For many running parents, balancing paintings with getting children to high school or activities is an all-too-acquainted or overwhelming undertaking.
It might imply arranging a carpool or taking a day without work paintings to get one or more children home from school for football practice or drama membership. But what if arranging a journey became as smooth as clicking a button?
That’s the idea of riding Connecticut-primarily based business enterprise VanGo, which strives to be the “Uber for children.”
Unlike other experience-sharing apps, VanGo’s functions are tailor-made, particularly for parents, with heavy background assessments of drivers, GPS monitoring of rides, and advanced scheduling.
Starting Monday, Dallas’s mother and father may use the app to timetable rides for kids, ages eight to 17, for after-faculty practices, journeys, or visits with friends. Families not quite ready to give up carpool schedules can also set up a couple of residence pickups.
“We’re an employer built for running mothers,” founder Marta Jamrozik said.
For Jamrozik, it’s near domestic. She became stimulated by using her mom, who served as the primary breadwinner and did most of the childcare and housekeeping.
The service is designed to assist parents with preteens and teenagers who need one-off assistance instead of a full-time babysitter or nanny.
“We wanted to be that in-among solution,” Jamrozik said.
The app launched a year ago in Fairfax County, Ct., before expanding to Phoenix, Houston, and Dallas this summer. Thousands of dads and moms use the app, with peak instances earlier than faculty and after college between 2 p.m. And 10 p.m.

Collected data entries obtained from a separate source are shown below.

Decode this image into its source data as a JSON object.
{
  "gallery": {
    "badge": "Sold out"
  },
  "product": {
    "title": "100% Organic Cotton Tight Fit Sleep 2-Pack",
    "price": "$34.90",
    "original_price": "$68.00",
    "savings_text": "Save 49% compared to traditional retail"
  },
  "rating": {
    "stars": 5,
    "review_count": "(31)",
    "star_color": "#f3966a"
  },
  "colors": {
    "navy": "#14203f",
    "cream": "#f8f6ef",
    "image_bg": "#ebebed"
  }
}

Pricing runs approximately 15% to 20% higher than other ridesharing apps like Lyft or Uber, but Jamrozik said that supports features like a stricter vetting procedure.
Drivers must have at least three years of expert childcare experience, undergo an extensive background, and take a look at fingerprinting, reference assessments, and automobile inspection. All are impartial contractors, and 85% of drivers are mothers.
Through the app, mother and father can tune live places by choosing as much as drop off. Once an experience is booked, it additionally shows a complete profile and gets in touch with information for the driving force. Favorite drivers may be decided on, and they’re provided experience requests first.
Dallas can have new drivers added each week, in component to ramp up for the approaching school year. The mother and father should book at least 24 to forty-eight hours earlier. However, Jamrozik expects this time frame will lessen as the business enterprise expands.
Jamrozik has lofty desires for the provider, hoping to be in every essential metro within a few years. She’s raised $270,000 in seed investment from well-known accelerator Y Combinator, consistent with Crunchbase, a database that tracks startups.
New locations are being introduced primarily based on hobby degrees. Users where the carrier is unavailable can download the app for a specific hobby. The app is available in each Apple Keep and Google Play Save.